2. Rethink your Stationery

Admittedly this is my biggest pitfall – all the shiny, pretty stationery seems to attack me with utter disregard for my budget as soon as I’m within 100 metres of a stationery shop. In reality most of us have already coughed up a fair bit for a laptop and/or tablet and rarely use special notepaper or scented pens. A great alternative is to attend the Careers Fair, aka the Aladdin’s Cave of complimentary pens and post-its!

3. Second-hand Textbooks

Second-hand books are often advertised on university websites, at the bookshop, on noticeboards around campus or on websites like Usually you can pick up books in good condition for around half the original cost, depending on their age and quality. But remember to check the edition you need first! New editions are always being printed to keep up with changes in the law, and you may be required to get the most recent version. Offset textbook costs even further by taking the time to sell your old books when the semester is over.

4. Student Grants, Loans and Scholarships

Universities often offer financial assistance to students who meet the eligibility criteria. Depending on your university and your circumstances, you may be eligible for interest fee loans, student grants, emergency food/transport vouchers or scholarships. Also, the finance division at your uni can help you with Centrelink applications and other external services.
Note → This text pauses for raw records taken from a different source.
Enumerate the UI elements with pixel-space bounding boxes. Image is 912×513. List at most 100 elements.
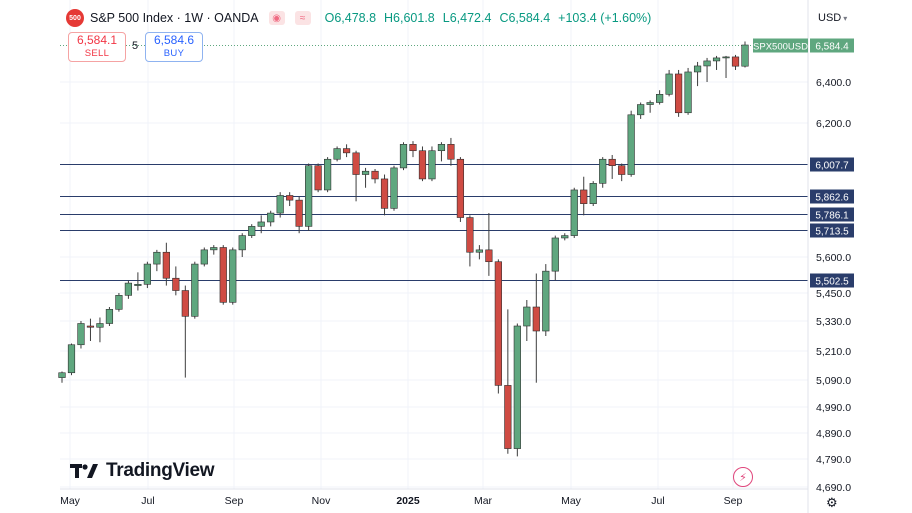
candle [342, 144, 351, 158]
candle [589, 181, 597, 207]
candle-body-down [352, 152, 360, 175]
level-label-bg [810, 189, 854, 204]
level-label-bg [810, 273, 854, 288]
candle-body-up [684, 71, 692, 114]
candle-body-up [134, 284, 142, 286]
currency-selector[interactable]: USD ▾ [818, 12, 847, 24]
chevron-down-icon: ▾ [843, 14, 848, 23]
candle [693, 61, 702, 87]
candle [599, 157, 607, 188]
candle [115, 293, 123, 312]
candle [257, 215, 265, 234]
candle-body-up [200, 249, 208, 265]
candle-body-down [731, 56, 740, 67]
candle [371, 169, 379, 184]
candle-body-down [580, 189, 588, 204]
candle-body-down [466, 217, 474, 253]
candle-body-up [428, 150, 436, 180]
x-tick-label: 2025 [396, 495, 420, 507]
candle [134, 272, 142, 291]
candle [181, 285, 189, 378]
x-tick-label: Mar [474, 495, 493, 507]
candle [105, 307, 114, 326]
candle [162, 242, 170, 286]
candle-body-up [276, 195, 284, 214]
candle-body-down [219, 247, 227, 303]
candle [485, 213, 493, 276]
candle [627, 110, 635, 177]
candle-body-up [210, 247, 218, 251]
candle [238, 233, 246, 257]
gear-icon[interactable]: ⚙ [826, 495, 838, 510]
candle-body-up [153, 251, 161, 265]
eye-icon[interactable]: ◉ [268, 11, 285, 25]
chart-grid [60, 0, 808, 489]
candle-body-up [324, 158, 332, 191]
y-tick-label: 5,330.0 [816, 316, 851, 328]
candle [248, 224, 256, 238]
candle [741, 41, 749, 68]
candle-body-up [437, 144, 446, 152]
high-value: H6,601.8 [384, 11, 435, 25]
candle-body-down [172, 277, 180, 291]
wave-icon[interactable]: ≈ [294, 11, 311, 25]
level-label: 6,007.7 [815, 161, 849, 172]
y-tick-label: 5,210.0 [816, 346, 851, 358]
buy-label: BUY [163, 48, 185, 59]
candle [703, 57, 711, 82]
x-tick-label: Sep [724, 495, 743, 507]
candle-body-down [494, 261, 502, 386]
candle [542, 264, 550, 336]
x-tick-label: Nov [312, 495, 331, 507]
candle [580, 176, 588, 216]
candle-body-up [248, 226, 256, 236]
level-label: 5,862.6 [815, 193, 849, 204]
symbol-title[interactable]: S&P 500 Index · 1W · OANDA [90, 11, 259, 25]
tradingview-logo: TradingView [70, 460, 215, 482]
sell-button[interactable]: 6,584.1 SELL [68, 32, 126, 62]
time-axis[interactable]: May Jul Sep Nov 2025 Mar May Jul Sep [60, 495, 742, 507]
candle [532, 273, 540, 383]
lightning-icon[interactable]: ⚡ [733, 467, 753, 487]
candle [684, 67, 692, 115]
candle-body-down [380, 178, 389, 209]
candle [437, 142, 446, 162]
low-value: L6,472.4 [442, 11, 492, 25]
candle-body-down [181, 290, 189, 317]
candle-body-up [143, 263, 151, 285]
candle-body-down [618, 165, 626, 175]
candle-body-up [238, 235, 246, 251]
candle-body-up [96, 323, 104, 328]
candle [418, 146, 427, 182]
candle [722, 55, 730, 78]
candle-body-down [286, 195, 294, 201]
level-label-bg [810, 157, 854, 172]
horizontal-levels [60, 45, 808, 281]
candle [305, 163, 313, 231]
chart-header: 500 S&P 500 Index · 1W · OANDA ◉ ≈ O6,47… [66, 8, 651, 28]
candle-body-up [656, 94, 664, 103]
candle-body-up [305, 165, 313, 227]
sell-label: SELL [84, 48, 110, 59]
logo-text: TradingView [106, 460, 215, 481]
price-axis[interactable]: 4,690.0 4,790.0 4,890.0 4,990.0 5,090.0 5,210… [816, 77, 851, 494]
candle [504, 309, 512, 454]
buy-button[interactable]: 6,584.6 BUY [145, 32, 203, 62]
candle [67, 343, 76, 376]
candlestick-series [58, 41, 749, 457]
candle [229, 247, 237, 305]
open-value: O6,478.8 [324, 11, 377, 25]
candle-body-down [447, 144, 455, 160]
y-tick-label: 4,890.0 [816, 428, 851, 440]
candle-body-up [551, 237, 559, 272]
candle-body-up [115, 295, 123, 310]
level-label: 5,713.5 [815, 227, 849, 238]
candle [409, 141, 417, 158]
candle-body-up [627, 114, 635, 175]
y-tick-label: 6,200.0 [816, 118, 851, 130]
candle-body-down [86, 325, 95, 328]
spread-value: 5 [132, 40, 139, 52]
candle [712, 55, 721, 70]
candle-body-up [513, 325, 521, 449]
5. Alternative Transport Options

If you drive to uni everyday, consider whether the cost of petrol, parking permits and toll roads mean that public transport is more cost-effective. If this is not a viable option because of where you live and/or the quality and cost of public transport in your city, consider carpooling with a friend and split the cost of petrol and parking. Your university may also offer services to assist students arrange carpooling, sometimes with added benefits like priority parking. Or, increase your fitness while travelling and cycle or walk to uni – oh, what great time management skills you could have!